Non-invasive diagnostic imaging can rule out coronary artery disease (CAD) in about 50% of women with atypical chest pain who are at relatively low risk for CAD, while exposing them to only a modest dose of radiation. Coronary Computed Tomography Angiography (CCTA) combined with calcium scoring is a good first-line diagnostic tool for women, in whom CAD often presents as atypical chest pain and reduced radiation exposure to breast tissue is emphasized, according to a new study published in Journal of Women’s Health, a peer-reviewed publication from Mary Ann Liebert, Inc., publishers. The article is available free on the Journal of Women’s Health website until September 12, 2015.

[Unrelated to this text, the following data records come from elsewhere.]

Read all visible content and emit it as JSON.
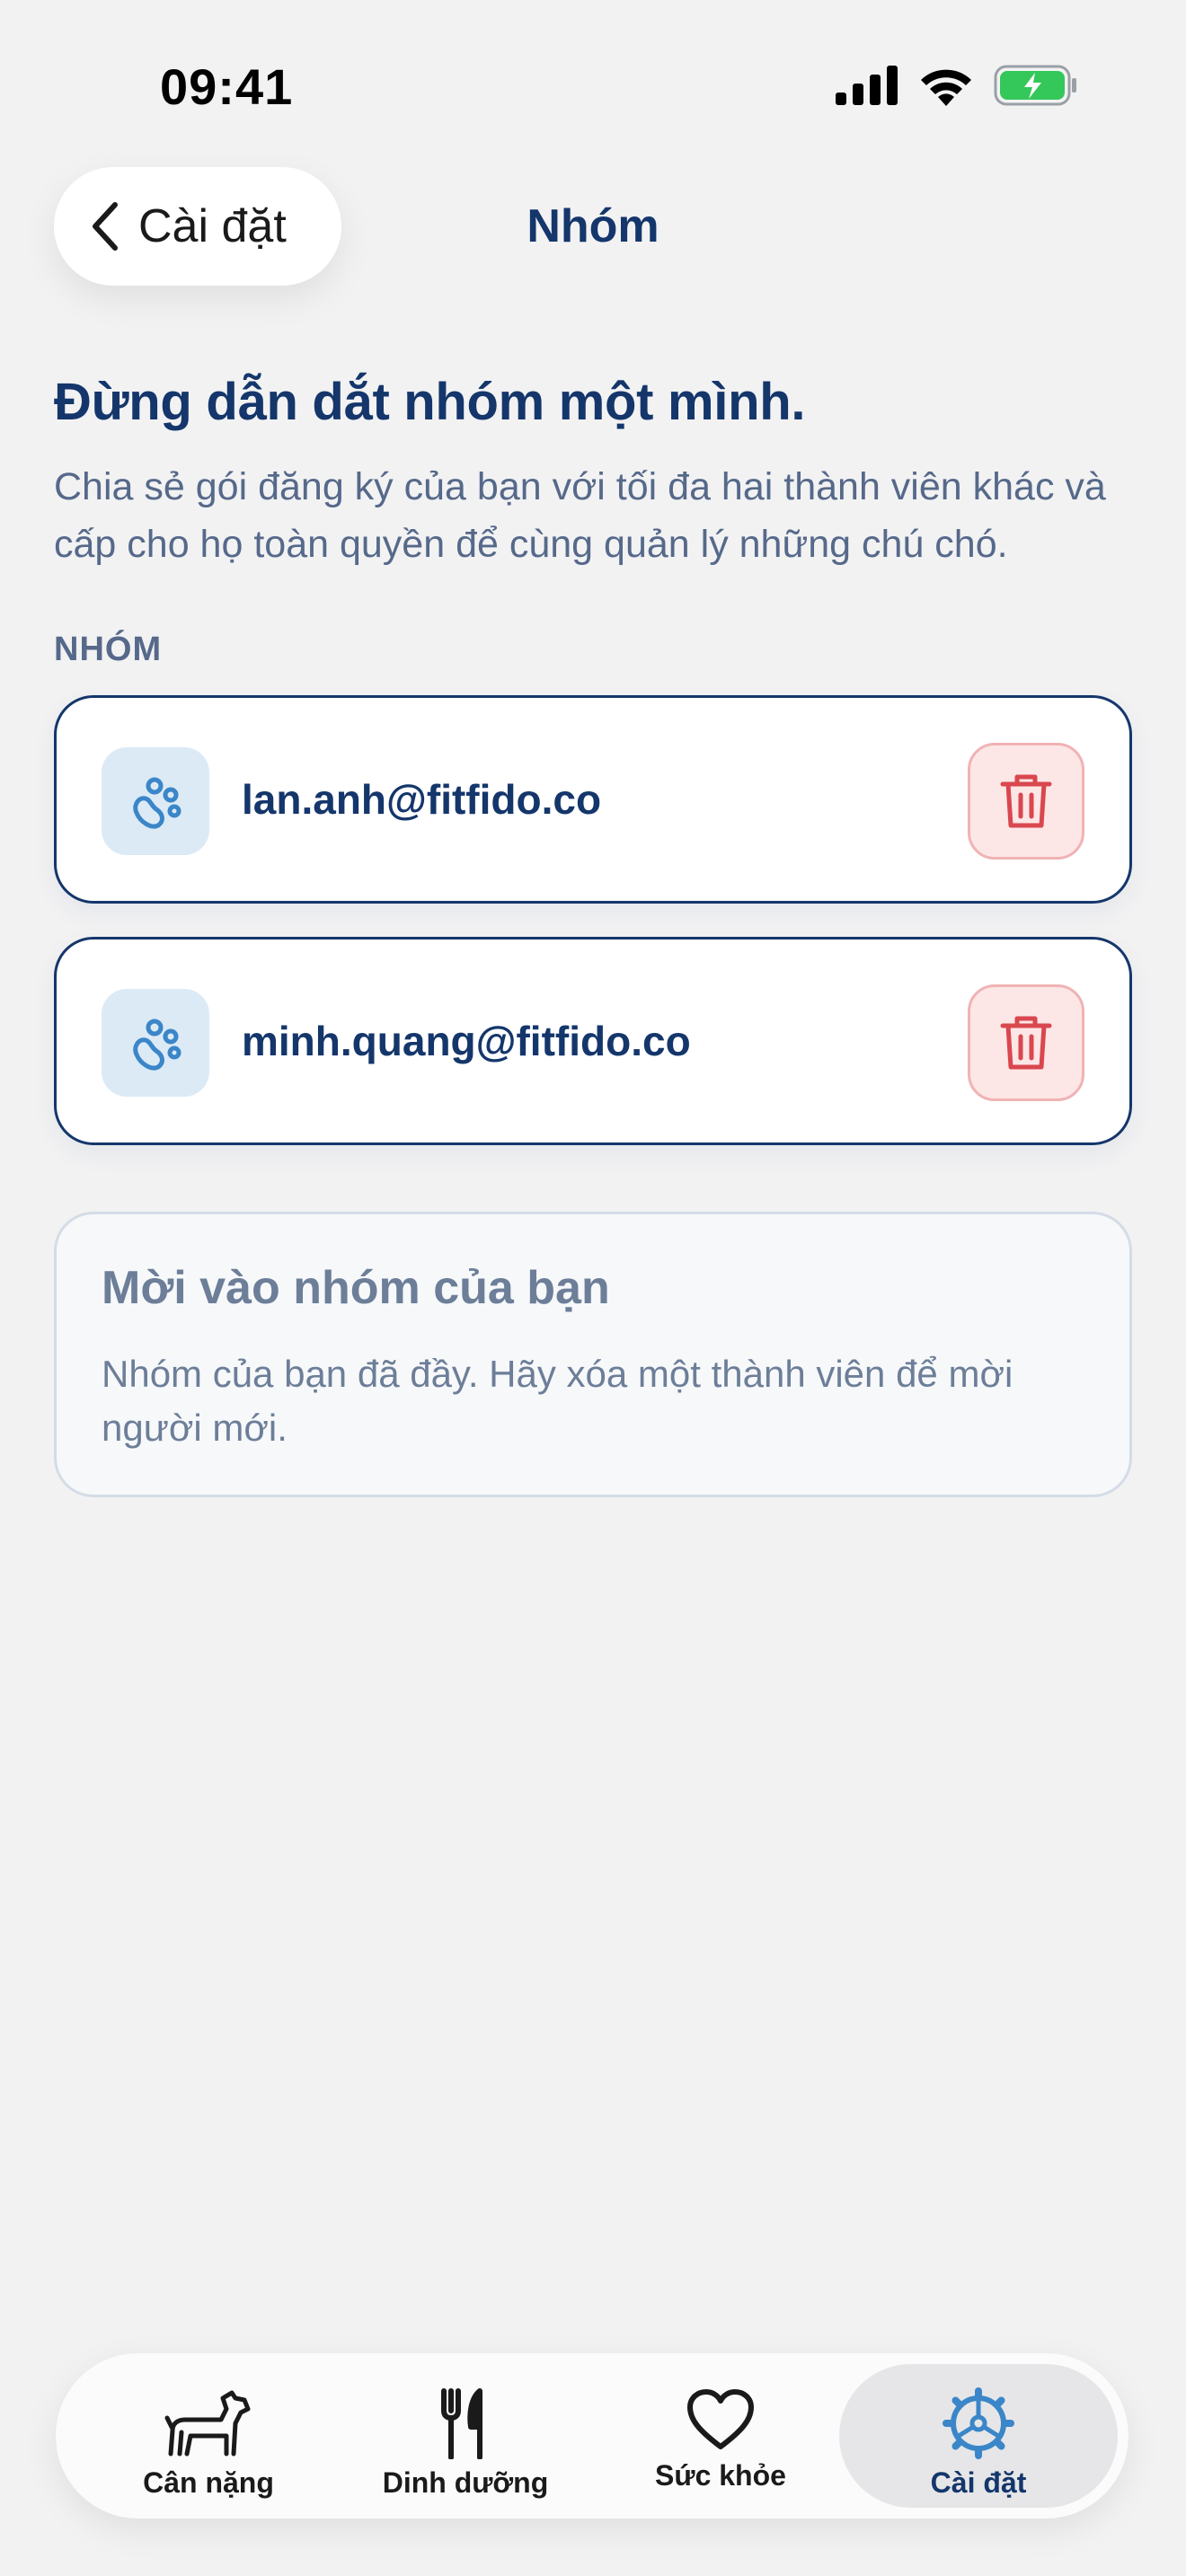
{
  "status_bar": {
    "time": "09:41"
  },
  "header": {
    "back_label": "Cài đặt",
    "title": "Nhóm"
  },
  "intro": {
    "headline": "Đừng dẫn dắt nhóm một mình.",
    "description": "Chia sẻ gói đăng ký của bạn với tối đa hai thành viên khác và cấp cho họ toàn quyền để cùng quản lý những chú chó."
  },
  "section_label": "NHÓM",
  "members": [
    {
      "email": "lan.anh@fitfido.co",
      "icon": "paw-icon"
    },
    {
      "email": "minh.quang@fitfido.co",
      "icon": "paw-icon"
    }
  ],
  "invite": {
    "title": "Mời vào nhóm của bạn",
    "text": "Nhóm của bạn đã đầy. Hãy xóa một thành viên để mời người mới."
  },
  "tabs": [
    {
      "label": "Cân nặng",
      "icon": "dog-icon",
      "active": false
    },
    {
      "label": "Dinh dưỡng",
      "icon": "fork-knife-icon",
      "active": false
    },
    {
      "label": "Sức khỏe",
      "icon": "heart-icon",
      "active": false
    },
    {
      "label": "Cài đặt",
      "icon": "settings-gear-icon",
      "active": true
    }
  ],
  "colors": {
    "primary": "#14366b",
    "accent": "#3a86c8",
    "danger": "#d9474f",
    "background": "#f2f2f3"
  }
}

In “Ruling Out Coronary Artery Disease in Women with Atypical Chest Pain; Results of Calcium Score Combined with Coronary Computed Tomography Angiography and Associated Radiation Exposure,” Friso van der Zant, MD, PhD and coauthors from Medical Center Alkmaar, The Netherlands, evaluated the results of CCTA, a well-established, sensitive method of visualizing non-obstructive coronary artery disease, and calcium scoring to determine the presence of non-calcified plaques in the coronary arteries, among women over an 18-month period. The authors concluded that the ability to exclude a diagnosis of CAD in about half of patients can have a substantial impact on patient management.
“This study suggests that CCTA combined with calcium scoring is a useful diagnostic tool for excluding coronary artery disease in women with atypical chest pain, with minimal concerns about radiation exposure,” says Susan G. Kornstein, MD, Editor-in-Chief of Journal of Women’s Health, Executive Director of the Virginia Commonwealth University Institute for Women’s Health, Richmond, VA, and President of the Academy of Women’s Health.